Uri
Uri

Reputation: 89859

Strange stack behavior in C

I'm worried that I am misunderstanding something about stack behavior in C.

Suppose that I have the following code:

int main (int argc, const char * argv[]) 
{
    int a = 20, b = 25;
    {
        int temp1;
        printf("&temp1 is %ld\n" , &temp1);
    }

    {
        int temp2;
        printf("&temp2 is %ld\n" , &temp2);
    }
    return 0;
}

Why am I not getting the same address in both printouts? I am getting that temp2 is one int away from temp1, as if temp1 was never recycled.

My expectation is for the stack to contain 20, and 25. Then have temp1 on top, then have it removed, then have temp2 on top, then have it removed.

I am using gcc on Mac OS X.

Note that I am using the -O0 flag for compiling without optimizations.

Tho those wondering about the background for this question: I am preparing teaching materials on C, and I am trying to show the students that they should not only avoid returning pointers to automatic variables from functions, but also to avoid taking the address of variables from nested blocks and dereferencing them outside. I was trying to demonstrate how this causes problems, and couldn't get the screenshot.

Upvotes: 11

Views: 633

Answers (6)

sigjuice
sigjuice

Reputation: 29797

I believe the C standard just talks about the scope and lifetime of variables defined in a block. It makes no promises about how the variables interact with the stack or if a stack even exists.

Upvotes: 4

Juliano
Juliano

Reputation: 41475

There is no standard that sets how variables are placed on the stack. What happens in the compiler is much more complicated.
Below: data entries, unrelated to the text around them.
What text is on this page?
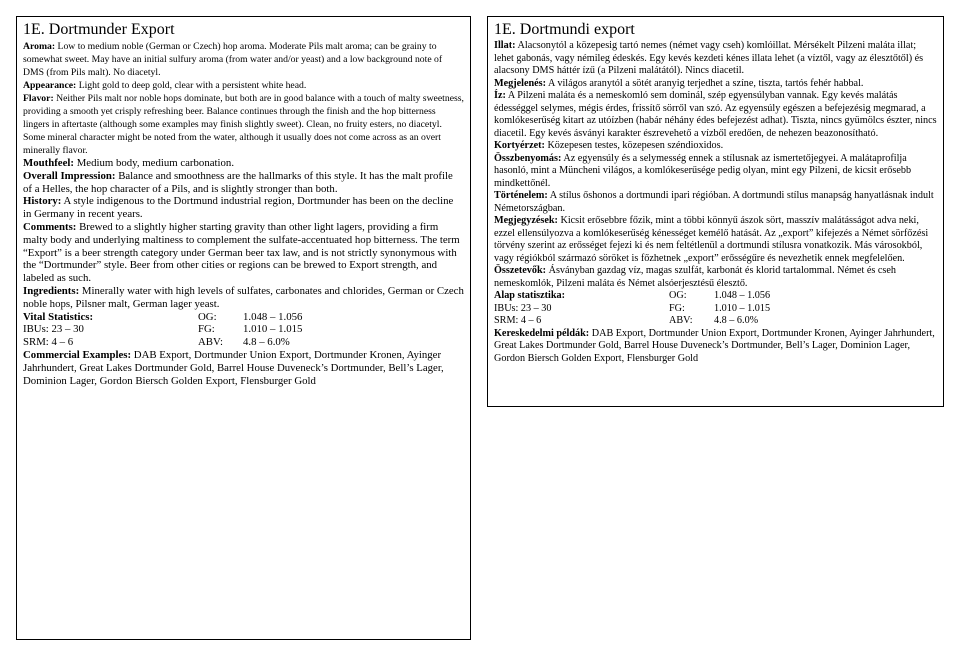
1E. Dortmunder Export

Aroma: Low to medium noble (German or Czech) hop aroma. Moderate Pils malt aroma; can be grainy to somewhat sweet. May have an initial sulfury aroma (from water and/or yeast) and a low background note of DMS (from Pils malt). No diacetyl.

Appearance: Light gold to deep gold, clear with a persistent white head.

Flavor: Neither Pils malt nor noble hops dominate, but both are in good balance with a touch of malty sweetness, providing a smooth yet crisply refreshing beer. Balance continues through the finish and the hop bitterness lingers in aftertaste (although some examples may finish slightly sweet). Clean, no fruity esters, no diacetyl. Some mineral character might be noted from the water, although it usually does not come across as an overt minerally flavor.

Mouthfeel: Medium body, medium carbonation.

Overall Impression: Balance and smoothness are the hallmarks of this style. It has the malt profile of a Helles, the hop character of a Pils, and is slightly stronger than both.

History: A style indigenous to the Dortmund industrial region, Dortmunder has been on the decline in Germany in recent years.

Comments: Brewed to a slightly higher starting gravity than other light lagers, providing a firm malty body and underlying maltiness to complement the sulfate-accentuated hop bitterness. The term “Export” is a beer strength category under German beer tax law, and is not strictly synonymous with the “Dortmunder” style. Beer from other cities or regions can be brewed to Export strength, and labeled as such.

Ingredients: Minerally water with high levels of sulfates, carbonates and chlorides, German or Czech noble hops, Pilsner malt, German lager yeast.

Vital Statistics:	OG:	1.048 – 1.056
IBUs: 23 – 30	FG:	1.010 – 1.015
SRM: 4 – 6	ABV:	4.8 – 6.0%

Commercial Examples: DAB Export, Dortmunder Union Export, Dortmunder Kronen, Ayinger Jahrhundert, Great Lakes Dortmunder Gold, Barrel House Duveneck’s Dortmunder, Bell’s Lager, Dominion Lager, Gordon Biersch Golden Export, Flensburger Gold

1E. Dortmundi export

Illat: Alacsonytól a közepesig tartó nemes (német vagy cseh) komlóillat. Mérsékelt Pilzeni maláta illat; lehet gabonás, vagy némileg édeskés. Egy kevés kezdeti kénes illata lehet (a víztől, vagy az élesztőtől) és alacsony DMS háttér ízű (a Pilzeni malátától). Nincs diacetil.

Megjelenés: A világos aranytól a sötét aranyig terjedhet a színe, tiszta, tartós fehér habbal.

Íz: A Pilzeni maláta és a nemeskomló sem dominál, szép egyensúlyban vannak. Egy kevés malátás édességgel selymes, mégis érdes, frissítő sörről van szó. Az egyensúly egészen a befejezésig megmarad, a komlókeserűség kitart az utóízben (habár néhány édes befejezést adhat). Tiszta, nincs gyümölcs észter, nincs diacetil. Egy kevés ásványi karakter észrevehető a vízből eredően, de nehezen beazonosítható.

Kortyérzet: Közepesen testes, közepesen széndioxidos.

Összbenyomás: Az egyensúly és a selymesség ennek a stílusnak az ismertetőjegyei. A malátaprofilja hasonló, mint a Müncheni világos, a komlókeserűsége pedig olyan, mint egy Pilzeni, de kicsit erősebb mindkettőnél.

Történelem: A stílus őshonos a dortmundi ipari régióban. A dortmundi stílus manapság hanyatlásnak indult Németországban.

Megjegyzések: Kicsit erősebbre főzik, mint a többi könnyű ászok sört, masszív malátásságot adva neki, ezzel ellensúlyozva a komlókeserűség kénességet kemélő hatását. Az „export” kifejezés a Német sörfőzési törvény szerint az erősséget fejezi ki és nem feltétlenül a dortmundi stílusra vonatkozik. Más városokból, vagy régiókból származó söröket is főzhetnek „export” erősségűre és nevezhetik ennek megfelelően.

Összetevők: Ásványban gazdag víz, magas szulfát, karbonát és klorid tartalommal. Német és cseh nemeskomlók, Pilzeni maláta és Német alsóerjesztésű élesztő.

Alap statisztika:	OG:	1.048 – 1.056
IBUs: 23 – 30	FG:	1.010 – 1.015
SRM: 4 – 6	ABV:	4.8 – 6.0%

Kereskedelmi példák: DAB Export, Dortmunder Union Export, Dortmunder Kronen, Ayinger Jahrhundert, Great Lakes Dortmunder Gold, Barrel House Duveneck’s Dortmunder, Bell’s Lager, Dominion Lager, Gordon Biersch Golden Export, Flensburger Gold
In your code, the compiler may even choose to completely ignore and suppress variables a and b.

During the many stages of the compiler, the code may be converted to it's SSA form, and all stack variables lose their addresses and meanings in this form (it may even make it harder for the debugger).

Stack space is very cheap, in the sense that the time to allocate either 2 or 20 variables is constant. Also, stack space is very dynamic for most function calls, since with the exception of a few functions (those nearer main() and thread-entry functions, with long-lived event loops or so), they tend to complete quickly. So, you just don't bother with them.

Upvotes: 1

Alex B
Alex B

Reputation: 84972

I remember reading something about it. All I have now is this obscure link.

Just to let everybody know (and for the sake of the archives), it appears to be our kernel extension is running into a known limitation of GCC. Just to recap, we have a function in a very portable, very lightweight library, that for some reason is getting compiled with a 1600+ byte stack when compiled on/for Darwin. No matter what compiler options I tried, and what optimization levels I used, the stack was no smaller than 1400 "machine check" panic in pretty reproducible (but not frequent) situations.

After a lot of searching on the Web, learning some i386 assembly and talking to some people who are much better at assembly, I have learned that GCC is somewhat notorious for having horrid stack allocation. [...]

Apparently this is gcc's dirty little secret, except it's not much of a secret to some--Linus Torvalds has complained several times on various lists about the gcc stack allocation (search lkml.org for "gcc stack usage"). Once I knew what to search for, there was plenty of griping about gcc's subpar allocation of stack variables, and in particular, it's inability to re-use stack space for variables in different scopes.

With that said, my Linux version of gcc properly re-uses stack space, I get same address for both variables. Not sure what C standard says about it, but strict scope enforcement is only important for code correctness in C++ (due to destruction at the end of the scope), but not in C.

Upvotes: 2

Norman Ramsey
Norman Ramsey

Reputation: 202735

The compiler is completely within its rights not to optimize temp1 and temp2 into the same location. It has been many years since compilers generated code for one stack operation at a time; these days the whole stack frame is laid out at one go. (A few years back a colleague and I figured out a particularly clever way to do this.) Naive stack layout probably puts each variable in its own slot, even when, as in your example, their lifetimes don't overlap.

If you're curious, you might get different results with gcc -O1 or gcc -O2.

Upvotes: 19

Andrew Grant
Andrew Grant

Reputation: 58804

There is no guarantee what address stack objects will receive regardless of the order they are declared.

The compiler can happily reorder the creation and duration of stack variables providing it does not affect the results of the function.

Upvotes: 4

Daniel Earwicker
Daniel Earwicker

Reputation: 116764

This is completely dependent on the compiler and how it is configured.